When I was in high school one of my fellow students was a magician, which is kind of like having your own personal clown in a way. Anyway, he had some other-wordly level of dexterity and I recall him doing the ol’ disappearing coin trick with a palm full of coins all at once. With that many coins we could clearly see what he was doing, but it was still amazing to behold. Besides his natural abilities he also had “kits” with which he could perform tricks. One of them was some series of ropes and blocks where by passing the ropes through the blocks he could ‘join’ the ropes and make them long ropes (or something, I can’t quite recall now). He performed the trick on front of us several times and we still couldn’t figure it out so he left the kit with us to toil away on. While I was looking at it I realized that the “trick” was to make the important seem unimportant, that the only way it could be done was by using some form of distraction at a key moment. As I futzed around with the blocks I gave it a try on my fellow students by doing some mild distraction as I switched short rope out for the long rope and sure enough I heard them exclaim “How Did You Do That!”
What got me thinking of that again was this pro-Covid vaccine video sent to me by a coworker. The speaker gives a very good, in-depth talk on the inner workings of the covid-19 virus, which gives the speaker a level of trustworthy authority (similar to how a magician has the audience exam his props to get a level of unearned trust). However, he then skips over how the vaccine works by using some slight-of-hand language to distract the viewer.
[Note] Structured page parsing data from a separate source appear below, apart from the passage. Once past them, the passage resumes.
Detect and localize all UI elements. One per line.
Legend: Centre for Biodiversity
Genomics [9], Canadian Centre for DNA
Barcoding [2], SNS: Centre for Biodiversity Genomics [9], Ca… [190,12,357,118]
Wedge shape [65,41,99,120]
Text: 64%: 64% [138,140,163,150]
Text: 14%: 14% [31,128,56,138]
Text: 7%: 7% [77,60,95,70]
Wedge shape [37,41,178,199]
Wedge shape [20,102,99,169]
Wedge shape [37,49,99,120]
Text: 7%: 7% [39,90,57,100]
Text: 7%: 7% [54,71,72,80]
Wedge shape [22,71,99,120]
For instance he is amazed at the 95% effective rate of the vaccine, but doesn’t mention that it’s 95% effective at what it does (which itself he only mentions in the briefest moment) not 95% effective at keeping people from getting sick from the virus (that number is completely unknown at this point). At that point he mumbles through as quickly as he can about the ‘booster’ (“wait, I thought you said this was 95% effective?”) before heading off into pure marketing wonderland. The key frame from this whole bit (from near the beginning of course):
That seems kind of important, doesn’t it? Like the magician though, the important parts hide in plain view, it’s the job of the speaker to properly distract the listener so that they do not believe they are important.
I thought about bringing this up to the sender, but he’s nominally a superior and he’s…rather old. In such a case it might not matter: every day he wakes up in his seventies is a roll of the dice with increasingly bad odds so he would need to weigh being a short-term test subject for an experimental vaccine against the fact that the Haitians who clean down his glorified retirement community in Florida aren’t quite as diligent as they should be given the current circumstances. After all, another part of the magicians act is that the audience kinda wants to be fooled.
However for anyone who doesn’t care to be fooled, the whole thing looks like a David Copperfield level sham.